El verano de 2025 vio proliferar herramientas y funcionalidades que respaldan el "vibe coding". LLMs mejorados como DeepSeek-v3, Gemini, Claude, Grok-4 y ChatGPT hicieron que el "vibe coding" fuera más accesible. También surgieron IDEs como Cursor y Windsurf, así como plataformas SaaS como Lovable, v0, Bolt y Replit. AWS incluso integró un modo "Vibe" en su IDE Kiro, permitiendo a los agentes de IA generar código e infraestructura con instrucciones mínimas. GitHub lanzó Spark, una plataforma que convierte ideas en aplicaciones inteligentes full-stack con un solo clic.
A pesar del entusiasmo, surgieron desafíos importantes, en particular en torno a la seguridad. Incidentes como la pérdida de una base de datos de producción en Replit o las filtraciones de datos a través del Model Context Protocol (MCP) en GitHub y Supabase obligaron a los proveedores a reforzar sus medidas de seguridad. Austin Parker, de Honeycomb, aconseja "verificar los resultados" del código generado por IA y aplicar los principios de DevOps de observabilidad y pruebas.
Otro punto de controversia fue la política de precios de Cursor, que irritó a la comunidad del "vibe coding" debido a confusos cambios de precio y costos inesperados por el uso intensivo de modelos de IA. Este incidente puso de relieve la realidad económica del "vibe coding": el uso intensivo de tokens es costoso, y los proveedores no pueden ofrecer acceso ilimitado indefinidamente.
El artículo también menciona la aparición de herramientas de codificación "agénticas", en las que la IA puede descomponer de forma autónoma tareas de alto nivel en subtareas de codificación. La adquisición de Windsurf (los creadores de Devin) por parte de Cognition ilustra la importancia estratégica y los intereses financieros de esta tecnología.
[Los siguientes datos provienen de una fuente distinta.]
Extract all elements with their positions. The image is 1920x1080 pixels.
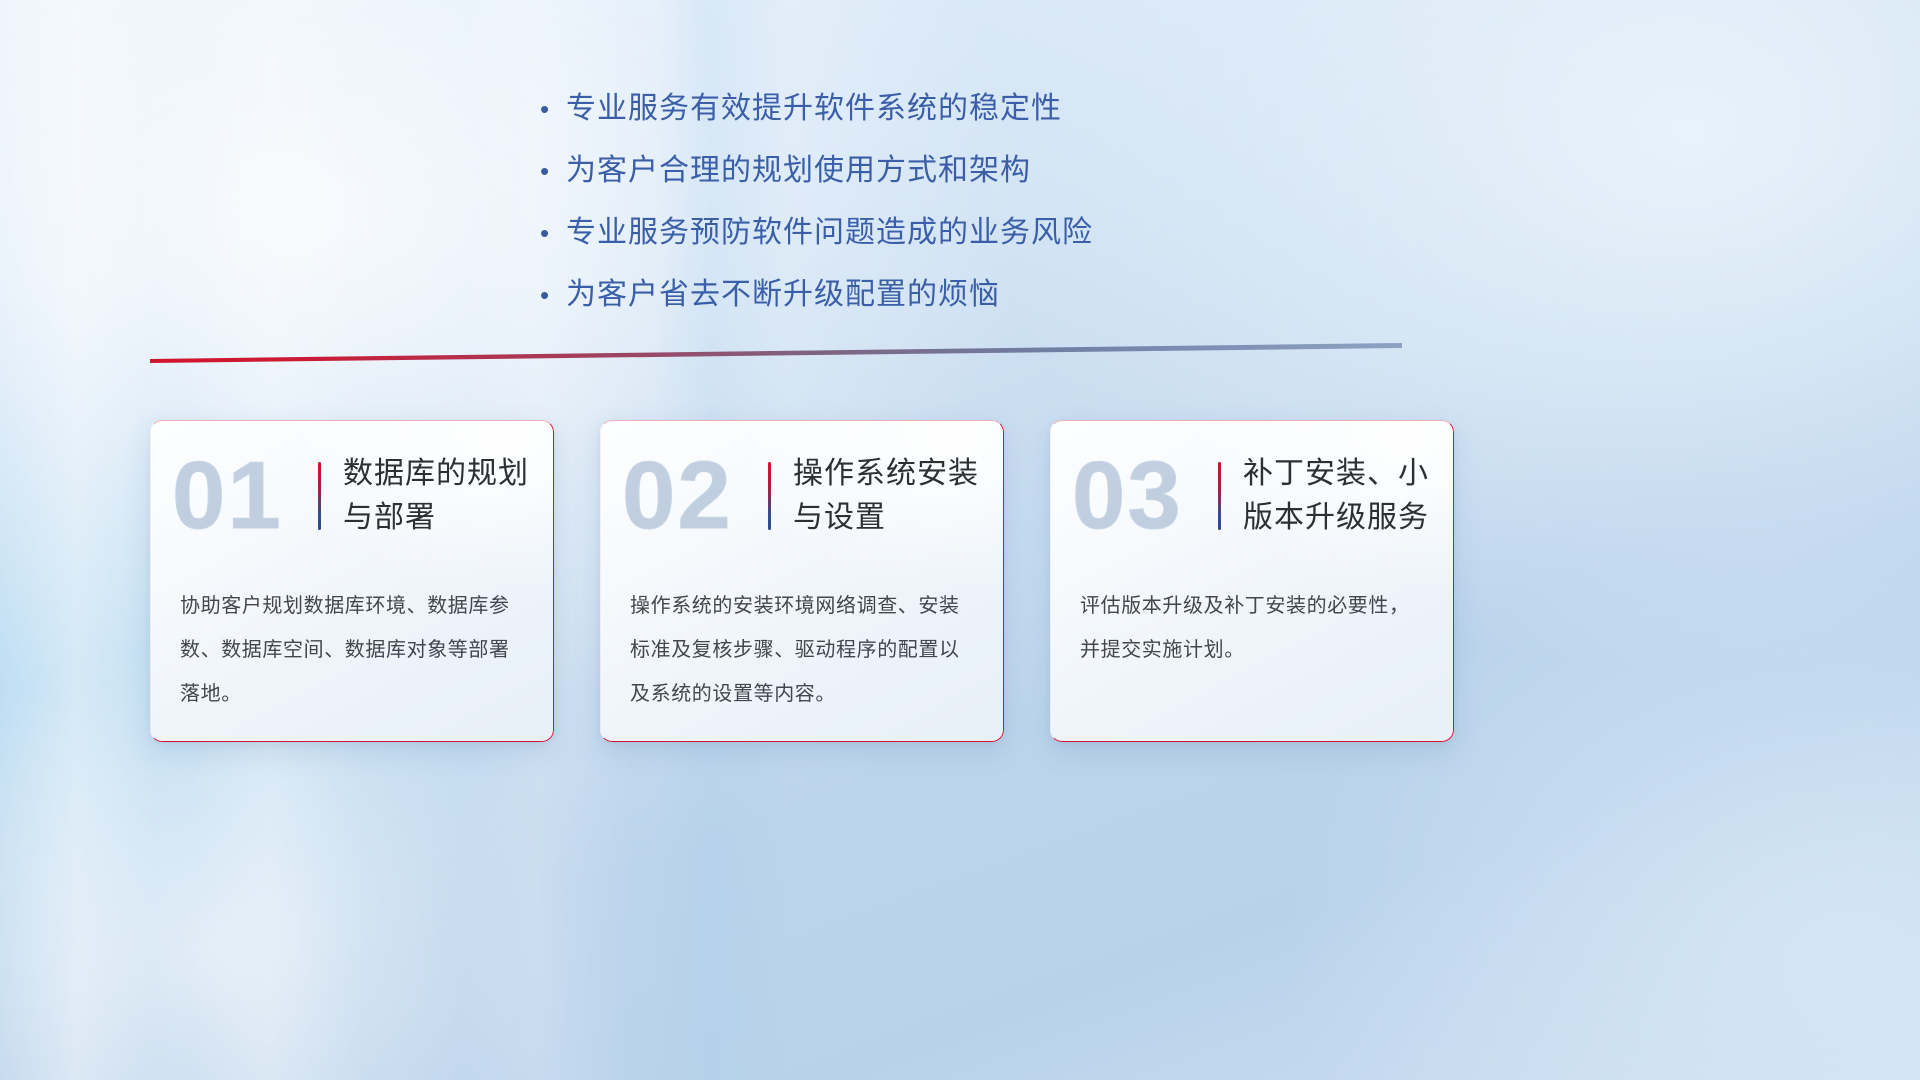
card-title-rule bbox=[768, 462, 771, 530]
bullet-marker-icon: • bbox=[540, 210, 566, 256]
section-divider bbox=[150, 343, 1402, 367]
bullet-item: • 专业服务有效提升软件系统的稳定性 bbox=[540, 86, 1093, 132]
card-title-rule bbox=[1218, 462, 1221, 530]
bullet-item-text: 专业服务预防软件问题造成的业务风险 bbox=[566, 210, 1093, 256]
service-card[interactable]: 03 补丁安装、小版本升级服务 评估版本升级及补丁安装的必要性，并提交实施计划。 bbox=[1050, 420, 1454, 742]
card-step-number: 02 bbox=[622, 440, 766, 552]
bullet-marker-icon: • bbox=[540, 86, 566, 132]
card-header: 02 操作系统安装与设置 bbox=[600, 420, 1004, 572]
bullet-item-text: 专业服务有效提升软件系统的稳定性 bbox=[566, 86, 1062, 132]
service-card-list: 01 数据库的规划与部署 协助客户规划数据库环境、数据库参数、数据库空间、数据库… bbox=[150, 420, 1454, 742]
card-step-number: 01 bbox=[172, 440, 316, 552]
card-header: 03 补丁安装、小版本升级服务 bbox=[1050, 420, 1454, 572]
bullet-item-text: 为客户合理的规划使用方式和架构 bbox=[566, 148, 1031, 194]
card-body-text: 协助客户规划数据库环境、数据库参数、数据库空间、数据库对象等部署落地。 bbox=[150, 572, 554, 716]
card-title-rule bbox=[318, 462, 321, 530]
bullet-item: • 专业服务预防软件问题造成的业务风险 bbox=[540, 210, 1093, 256]
card-body-text: 操作系统的安装环境网络调查、安装标准及复核步骤、驱动程序的配置以及系统的设置等内… bbox=[600, 572, 1004, 716]
card-title: 操作系统安装与设置 bbox=[793, 452, 989, 540]
card-body-text: 评估版本升级及补丁安装的必要性，并提交实施计划。 bbox=[1050, 572, 1454, 672]
bullet-marker-icon: • bbox=[540, 272, 566, 318]
card-header: 01 数据库的规划与部署 bbox=[150, 420, 554, 572]
card-title: 补丁安装、小版本升级服务 bbox=[1243, 452, 1439, 540]
card-step-number: 03 bbox=[1072, 440, 1216, 552]
service-card[interactable]: 01 数据库的规划与部署 协助客户规划数据库环境、数据库参数、数据库空间、数据库… bbox=[150, 420, 554, 742]
bullet-item: • 为客户合理的规划使用方式和架构 bbox=[540, 148, 1093, 194]
slide-canvas: • 专业服务有效提升软件系统的稳定性 • 为客户合理的规划使用方式和架构 • 专… bbox=[0, 0, 1920, 1080]
bullet-item: • 为客户省去不断升级配置的烦恼 bbox=[540, 272, 1093, 318]
divider-wedge-icon bbox=[150, 343, 1402, 367]
card-title: 数据库的规划与部署 bbox=[343, 452, 539, 540]
bullet-marker-icon: • bbox=[540, 148, 566, 194]
bullet-item-text: 为客户省去不断升级配置的烦恼 bbox=[566, 272, 1000, 318]
service-card[interactable]: 02 操作系统安装与设置 操作系统的安装环境网络调查、安装标准及复核步骤、驱动程… bbox=[600, 420, 1004, 742]
benefits-bullet-list: • 专业服务有效提升软件系统的稳定性 • 为客户合理的规划使用方式和架构 • 专… bbox=[540, 86, 1093, 318]
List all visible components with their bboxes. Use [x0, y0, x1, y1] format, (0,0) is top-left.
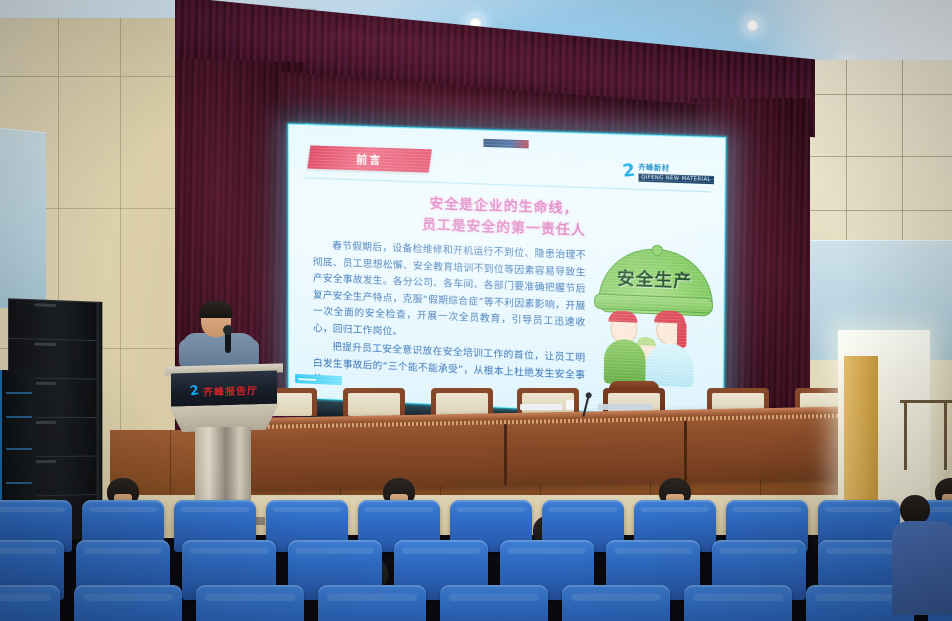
podium-label: 齐峰报告厅 — [203, 382, 258, 399]
stage-chair — [343, 388, 405, 416]
slide-watermark-badge — [295, 374, 342, 385]
conference-table — [248, 406, 888, 490]
slide-top-chip — [483, 139, 528, 149]
audience-seat[interactable] — [318, 585, 426, 621]
slide-body-text: 春节假期后，设备检维修和开机运行不到位、隐患治理不彻底、员工思想松懈、安全教育培… — [313, 238, 586, 403]
audience-seat[interactable] — [562, 585, 670, 621]
downlight — [745, 18, 760, 33]
table-paper — [598, 404, 652, 410]
speaker-cabinet — [8, 298, 98, 341]
slide-paragraph: 春节假期后，设备检维修和开机运行不到位、隐患治理不彻底、员工思想松懈、安全教育培… — [313, 238, 586, 349]
exit-door[interactable] — [844, 356, 878, 506]
family-figures — [602, 308, 707, 386]
slide-banner-title: 前言 — [356, 150, 382, 167]
audience-seat[interactable] — [0, 585, 60, 621]
acoustic-panel-left — [0, 128, 46, 313]
audience-seat[interactable] — [684, 585, 792, 621]
audience-seat[interactable] — [74, 585, 182, 621]
table-paper — [520, 404, 562, 410]
slide-company-logo: 2 齐峰新材 QIFENG NEW MATERIAL — [623, 162, 715, 185]
audience-seat[interactable] — [196, 585, 304, 621]
projection-screen: 前言 2 齐峰新材 QIFENG NEW MATERIAL 安全是企业的生命线，… — [288, 124, 726, 419]
logo-name-en: QIFENG NEW MATERIAL — [638, 173, 714, 184]
podium-logo-glyph: 2 — [189, 383, 200, 399]
safety-illustration: 安全生产 — [596, 243, 714, 389]
stage-chair — [431, 388, 493, 416]
logo-glyph: 2 — [621, 162, 636, 181]
presenter — [183, 303, 257, 373]
audience-seat[interactable] — [440, 585, 548, 621]
table-cup — [566, 400, 574, 410]
auditorium-scene: 前言 2 齐峰新材 QIFENG NEW MATERIAL 安全是企业的生命线，… — [0, 0, 952, 621]
handrail — [900, 400, 952, 470]
podium-nameplate: 2 齐峰报告厅 — [171, 371, 277, 410]
slide-section-banner: 前言 — [307, 145, 432, 172]
slide-heading: 安全是企业的生命线， 员工是安全的第一责任人 — [289, 189, 724, 247]
illustration-label: 安全生产 — [596, 263, 713, 293]
audience-member-right — [892, 495, 952, 615]
equipment-rack — [0, 370, 36, 520]
presenter-hair — [199, 301, 233, 318]
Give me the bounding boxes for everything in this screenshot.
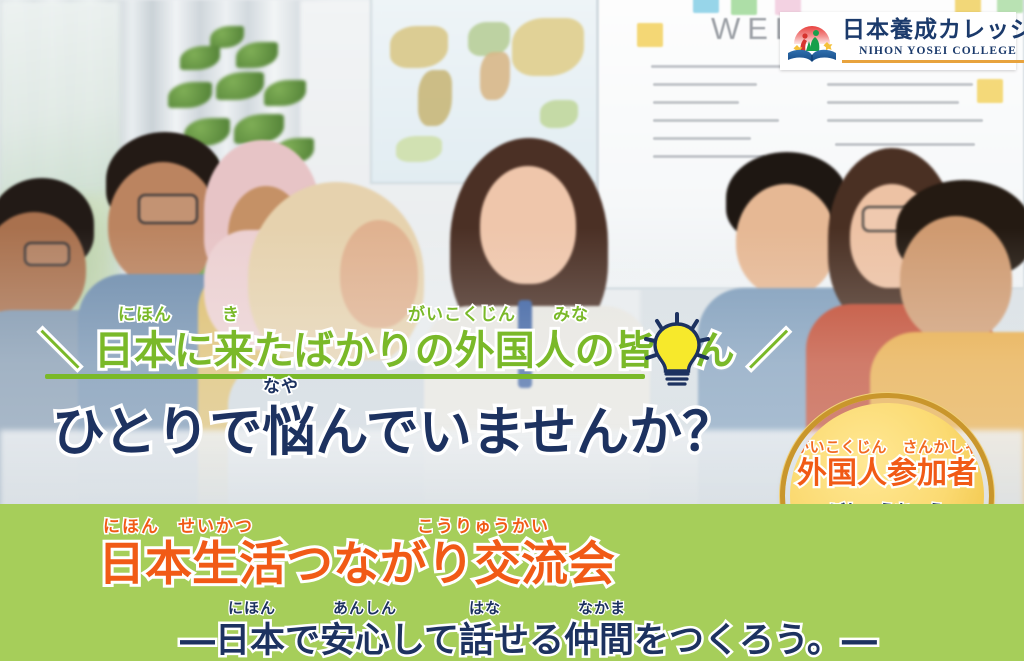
logo-name-jp: 日本養成カレッジ <box>842 19 1024 42</box>
badge-ruby-top: がいこくじん さんかしゃ <box>794 436 980 457</box>
headline-divider-rule <box>45 374 645 379</box>
college-logo[interactable]: 日本養成カレッジ NIHON YOSEI COLLEGE <box>780 12 1016 70</box>
lightbulb-icon <box>640 310 716 390</box>
banner-title: 日本生活つながり交流会 <box>98 525 615 594</box>
poster-root: WELCOME <box>0 0 1024 661</box>
logo-text-block: 日本養成カレッジ NIHON YOSEI COLLEGE <box>842 19 1024 64</box>
headline-line-2: ひとりで悩んでいませんか？ <box>52 390 735 466</box>
sun-people-book-icon <box>786 17 838 65</box>
badge-title: 外国人参加者 <box>797 458 977 490</box>
logo-name-en: NIHON YOSEI COLLEGE <box>842 46 1024 58</box>
banner-subtitle: ―日本で安心して話せる仲間をつくろう。― <box>180 612 877 661</box>
logo-accent-rule <box>842 60 1024 63</box>
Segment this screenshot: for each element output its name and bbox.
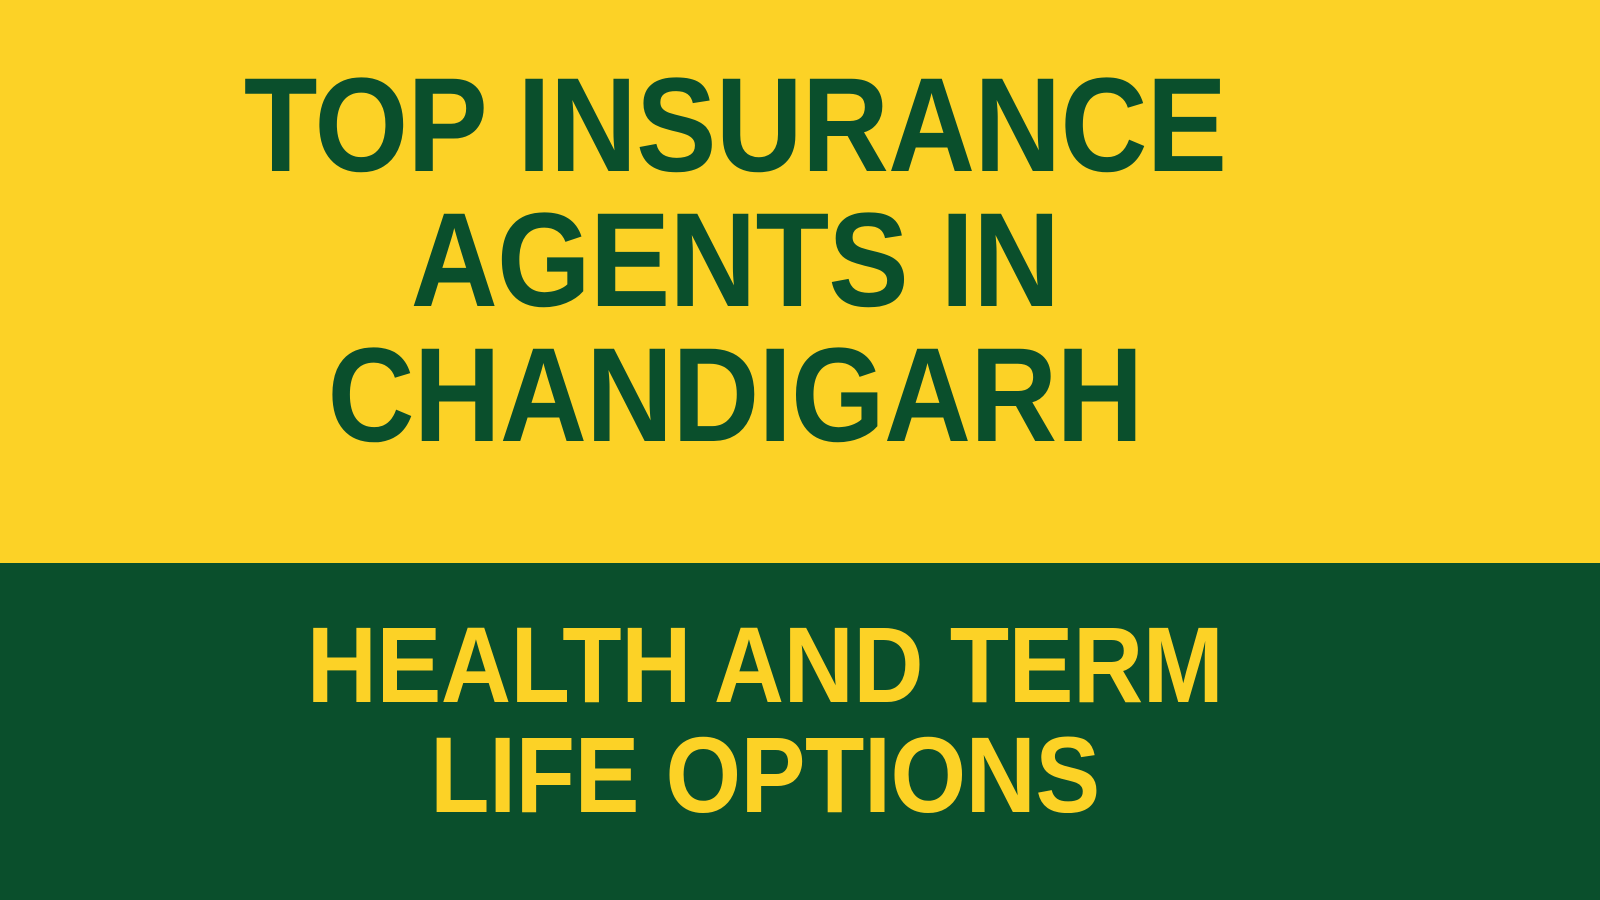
page-title: TOP INSURANCE AGENTS IN CHANDIGARH [74, 58, 1397, 463]
headline-line-2: AGENTS IN [74, 193, 1397, 328]
subheadline-line-2: LIFE OPTIONS [77, 720, 1454, 830]
poster-canvas: TOP INSURANCE AGENTS IN CHANDIGARH HEALT… [0, 0, 1600, 900]
subheadline-band: HEALTH AND TERM LIFE OPTIONS [0, 563, 1600, 900]
headline-line-1: TOP INSURANCE [74, 58, 1397, 193]
subheadline-line-1: HEALTH AND TERM [77, 610, 1454, 720]
page-subtitle: HEALTH AND TERM LIFE OPTIONS [77, 610, 1454, 830]
headline-line-3: CHANDIGARH [74, 328, 1397, 463]
headline-band: TOP INSURANCE AGENTS IN CHANDIGARH [0, 0, 1600, 563]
En conclusión, el "Hot Vibe Code Summer" fue un período de experimentación y disfrute, que hizo que la codificación fuera más accesible e intuitiva. Aunque persisten los problemas de seguridad y costos, es probable que el espíritu del "vibe coding" perdure, integrando sus características clave en las prácticas de desarrollo estándar.